"Visages Villages" surprend par son ambition double : filmer le français du quotidien, le prolétaire, afin de le sublimer, d'en faire une œuvre d'art, sans le déshumaniser. Mais aussi celle de mettre en scène un road-trip mélancolique à travers le pays pour Varda et JR.
Le documentaire touche dans sa façon de passer de l'intime (le "Visage"), un souvenir, une passion, un mode de vie, au collectif (le "Village"), par le biais de l'image, de l'exposition. De plus, si les collages de JR sont voués à disparaitre, le métrage, lui, s'impose comme document témoin, figeant à la fois les récits des intervenants, mais aussi l'abnégation de l'ouvrier, du paysan, de l'éleveur.
Cependant, ces instants que capturent Varda et JR se mêlent à une déconstruction de la forme documentaire. Si l'intention est louable, et le projet adéquat au vu de son esprit très "Nouvelle Vague", ces ajouts créent immédiatement une distance avec le sujet. Ainsi, l'œuvre sombre régulièrement dans une mise en scène aussi artificielle qu'elle est nombriliste, faisant douter de la sincérité de chaque larme, de chaque geste, de chaque phrase.
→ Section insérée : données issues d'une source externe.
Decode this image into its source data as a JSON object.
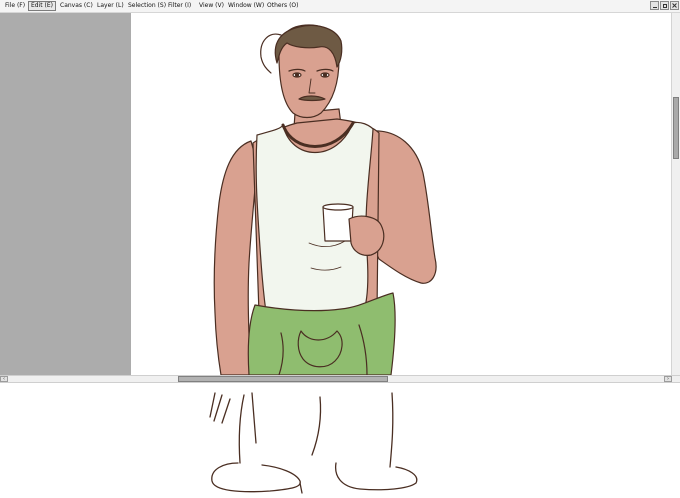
{
  "menu": {
    "items": [
      {
        "label": "File (F)"
      },
      {
        "label": "Edit (E)"
      },
      {
        "label": "Canvas (C)"
      },
      {
        "label": "Layer (L)"
      },
      {
        "label": "Selection (S)"
      },
      {
        "label": "Filter (I)"
      },
      {
        "label": "View (V)"
      },
      {
        "label": "Window (W)"
      },
      {
        "label": "Others (O)"
      }
    ],
    "active_item": "Edit (E)"
  },
  "window_buttons": [
    "minimize-icon",
    "restore-icon",
    "close-icon"
  ],
  "colors": {
    "menubar_bg": "#f4f4f4",
    "panel_gray": "#acacac",
    "skin": "#d9a190",
    "tank_top": "#f2f6ee",
    "sweater": "#8fbd6f",
    "hair": "#6e5a44",
    "outline": "#4a2e22"
  }
}
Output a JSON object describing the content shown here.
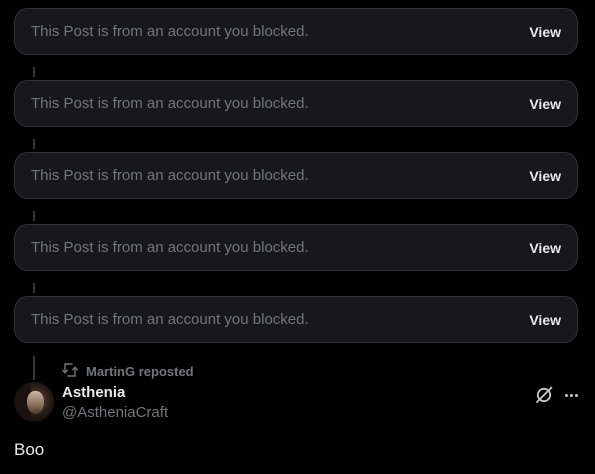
{
  "blocked_posts": [
    {
      "message": "This Post is from an account you blocked.",
      "action": "View"
    },
    {
      "message": "This Post is from an account you blocked.",
      "action": "View"
    },
    {
      "message": "This Post is from an account you blocked.",
      "action": "View"
    },
    {
      "message": "This Post is from an account you blocked.",
      "action": "View"
    },
    {
      "message": "This Post is from an account you blocked.",
      "action": "View"
    }
  ],
  "repost": {
    "label": "MartinG reposted",
    "icon": "repost-icon"
  },
  "post": {
    "author_name": "Asthenia",
    "author_handle": "@AstheniaCraft",
    "text": "Boo",
    "icons": [
      "grok-icon",
      "more-icon"
    ]
  },
  "colors": {
    "background": "#000000",
    "card_background": "#16181c",
    "card_border": "#2f3336",
    "muted_text": "#71767b",
    "primary_text": "#e7e9ea"
  }
}
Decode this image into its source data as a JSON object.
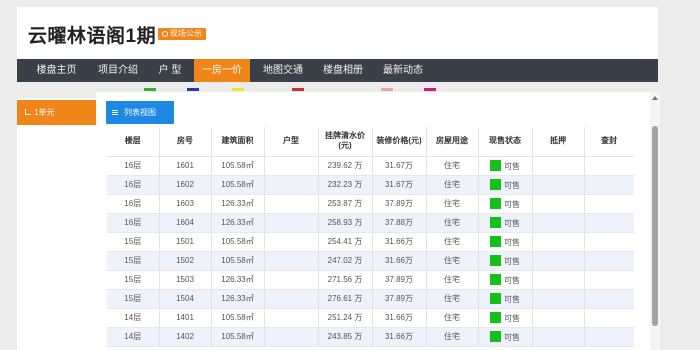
{
  "header": {
    "title": "云曜林语阁1期",
    "badge": "现场公示"
  },
  "nav": {
    "items": [
      {
        "label": "楼盘主页"
      },
      {
        "label": "项目介绍"
      },
      {
        "label": "户 型"
      },
      {
        "label": "一房一价"
      },
      {
        "label": "地图交通"
      },
      {
        "label": "楼盘相册"
      },
      {
        "label": "最新动态"
      }
    ],
    "active_index": 3
  },
  "swatch_colors": [
    "#2eb135",
    "#2b3a9e",
    "#f0e632",
    "#d42a2a",
    "#f2a0a0",
    "#d6197a"
  ],
  "sidebar": {
    "unit_label": "1单元"
  },
  "view": {
    "tab_label": "列表视图"
  },
  "table": {
    "headers": [
      "楼层",
      "房号",
      "建筑面积",
      "户型",
      "挂牌清水价(元)",
      "装修价格(元)",
      "房屋用途",
      "现售状态",
      "抵押",
      "查封"
    ],
    "rows": [
      [
        "16层",
        "1601",
        "105.58㎡",
        "",
        "239.62 万",
        "31.67万",
        "住宅",
        "可售",
        "",
        ""
      ],
      [
        "16层",
        "1602",
        "105.58㎡",
        "",
        "232.23 万",
        "31.67万",
        "住宅",
        "可售",
        "",
        ""
      ],
      [
        "16层",
        "1603",
        "126.33㎡",
        "",
        "253.87 万",
        "37.89万",
        "住宅",
        "可售",
        "",
        ""
      ],
      [
        "16层",
        "1604",
        "126.33㎡",
        "",
        "258.93 万",
        "37.88万",
        "住宅",
        "可售",
        "",
        ""
      ],
      [
        "15层",
        "1501",
        "105.58㎡",
        "",
        "254.41 万",
        "31.66万",
        "住宅",
        "可售",
        "",
        ""
      ],
      [
        "15层",
        "1502",
        "105.58㎡",
        "",
        "247.02 万",
        "31.66万",
        "住宅",
        "可售",
        "",
        ""
      ],
      [
        "15层",
        "1503",
        "126.33㎡",
        "",
        "271.56 万",
        "37.89万",
        "住宅",
        "可售",
        "",
        ""
      ],
      [
        "15层",
        "1504",
        "126.33㎡",
        "",
        "276.61 万",
        "37.89万",
        "住宅",
        "可售",
        "",
        ""
      ],
      [
        "14层",
        "1401",
        "105.58㎡",
        "",
        "251.24 万",
        "31.66万",
        "住宅",
        "可售",
        "",
        ""
      ],
      [
        "14层",
        "1402",
        "105.58㎡",
        "",
        "243.85 万",
        "31.66万",
        "住宅",
        "可售",
        "",
        ""
      ]
    ],
    "status_color": "#15c018"
  },
  "colors": {
    "accent": "#f08519",
    "nav_bg": "#394047",
    "view_tab": "#1e88e5"
  }
}
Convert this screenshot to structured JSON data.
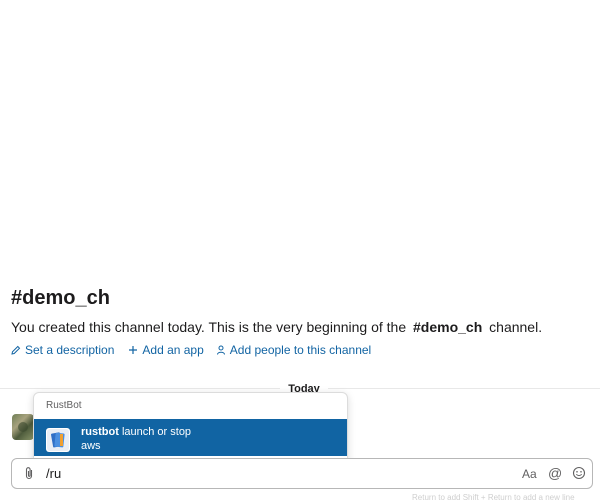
{
  "channel": {
    "title": "#demo_ch",
    "intro_prefix": "You created this channel today. This is the very beginning of the",
    "intro_channel": "#demo_ch",
    "intro_suffix": "channel."
  },
  "actions": {
    "set_description": "Set a description",
    "add_app": "Add an app",
    "add_people": "Add people to this channel"
  },
  "timeline": {
    "today_label": "Today"
  },
  "autocomplete": {
    "header": "RustBot",
    "item": {
      "command": "rustbot",
      "description": "launch or stop",
      "hint": "aws"
    }
  },
  "composer": {
    "value": "/ru",
    "format_label": "Aa",
    "mention_label": "@"
  },
  "footer": {
    "hint": "Return to add   Shift + Return to add a new line"
  },
  "colors": {
    "link": "#1264a3",
    "selection": "#1164a3",
    "border": "#b7b7b7"
  }
}
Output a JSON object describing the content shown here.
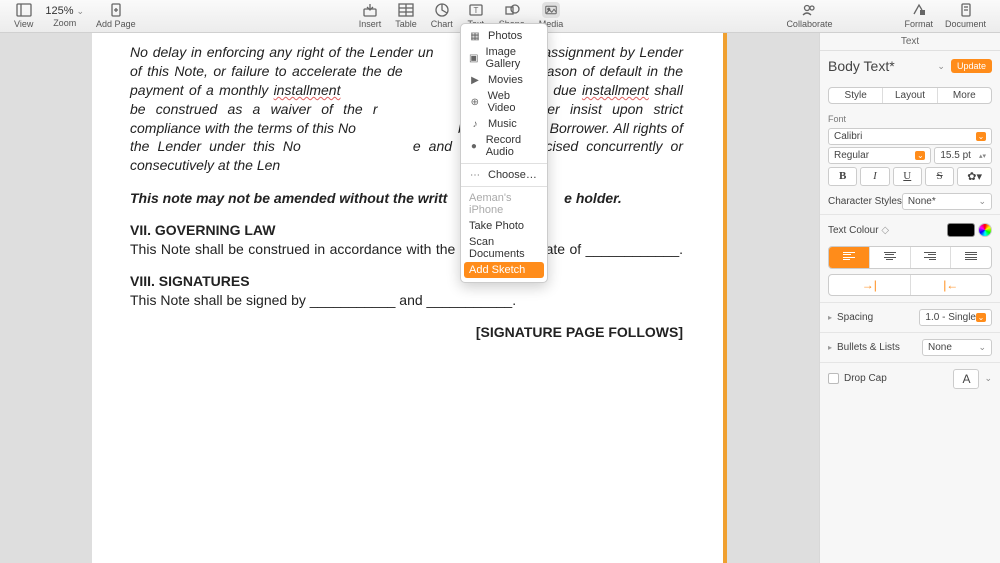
{
  "toolbar": {
    "view": "View",
    "zoom_label": "Zoom",
    "zoom_value": "125%",
    "add_page": "Add Page",
    "insert": "Insert",
    "table": "Table",
    "chart": "Chart",
    "text": "Text",
    "shape": "Shape",
    "media": "Media",
    "collaborate": "Collaborate",
    "format": "Format",
    "document": "Document"
  },
  "dropdown": {
    "photos": "Photos",
    "image_gallery": "Image Gallery",
    "movies": "Movies",
    "web_video": "Web Video",
    "music": "Music",
    "record_audio": "Record Audio",
    "choose": "Choose…",
    "iphone": "Aeman's iPhone",
    "take_photo": "Take Photo",
    "scan_documents": "Scan Documents",
    "add_sketch": "Add Sketch"
  },
  "document": {
    "p1a": "No delay in enforcing any right of the Lender un",
    "p1b": " assignment by Lender of this Note, or failure to accelerate the de",
    "p1c": "by by reason  of default in the payment of a monthly ",
    "p1d": "installment",
    "p1e": "e of a past- due ",
    "p1f": "installment",
    "p1g": " shall be construed as a waiver of the r",
    "p1h": " thereafter insist upon strict compliance with the terms of this No",
    "p1i": " being  given to Borrower. All rights of the Lender under this No",
    "p1j": "e and  may be exercised concurrently or consecutively at the Len",
    "p2a": "This note may not be amended without the writt",
    "p2b": "e holder.",
    "h1": "VII. GOVERNING LAW",
    "p3": "This Note shall be construed in accordance with the laws of the State of ____________.",
    "h2": "VIII. SIGNATURES",
    "p4": "This Note shall be signed by ___________ and ___________.",
    "sig": "[SIGNATURE PAGE FOLLOWS]"
  },
  "inspector": {
    "tab": "Text",
    "style_name": "Body Text*",
    "update": "Update",
    "seg_style": "Style",
    "seg_layout": "Layout",
    "seg_more": "More",
    "font_label": "Font",
    "font_family": "Calibri",
    "font_weight": "Regular",
    "font_size": "15.5 pt",
    "char_styles_label": "Character Styles",
    "char_styles_value": "None*",
    "text_colour_label": "Text Colour",
    "spacing_label": "Spacing",
    "spacing_value": "1.0 - Single",
    "bullets_label": "Bullets & Lists",
    "bullets_value": "None",
    "dropcap_label": "Drop Cap",
    "dropcap_value": "A"
  }
}
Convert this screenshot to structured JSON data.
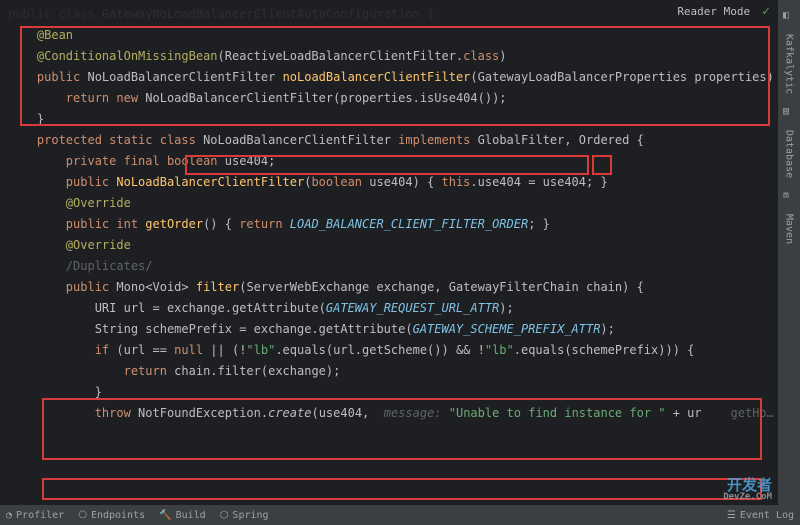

L'ensemble est cohérent dans sa construction et ses intentions, mais souffre de sa dichotomie, véritable frein à l'émotion. Si le long-métrage reste riche, et que l'on en retire une poignée de moments passionnant (le rapport à la mort de Varda, l'émotion de la femme qui découvre son portrait, l'absence de Godard) on ne dépasse jamais l'exercice de style un tantinet agaçant, car en contradiction avec la façon brute dont se livrent les intervenants.
Le duo s'amuse, sans aucun doute, mais oublie de rendre son objet ludique pour le spectateur. C'est un débat d'images qui habite "Visages Villages", pas pour le meilleur, mais un débat tout de même.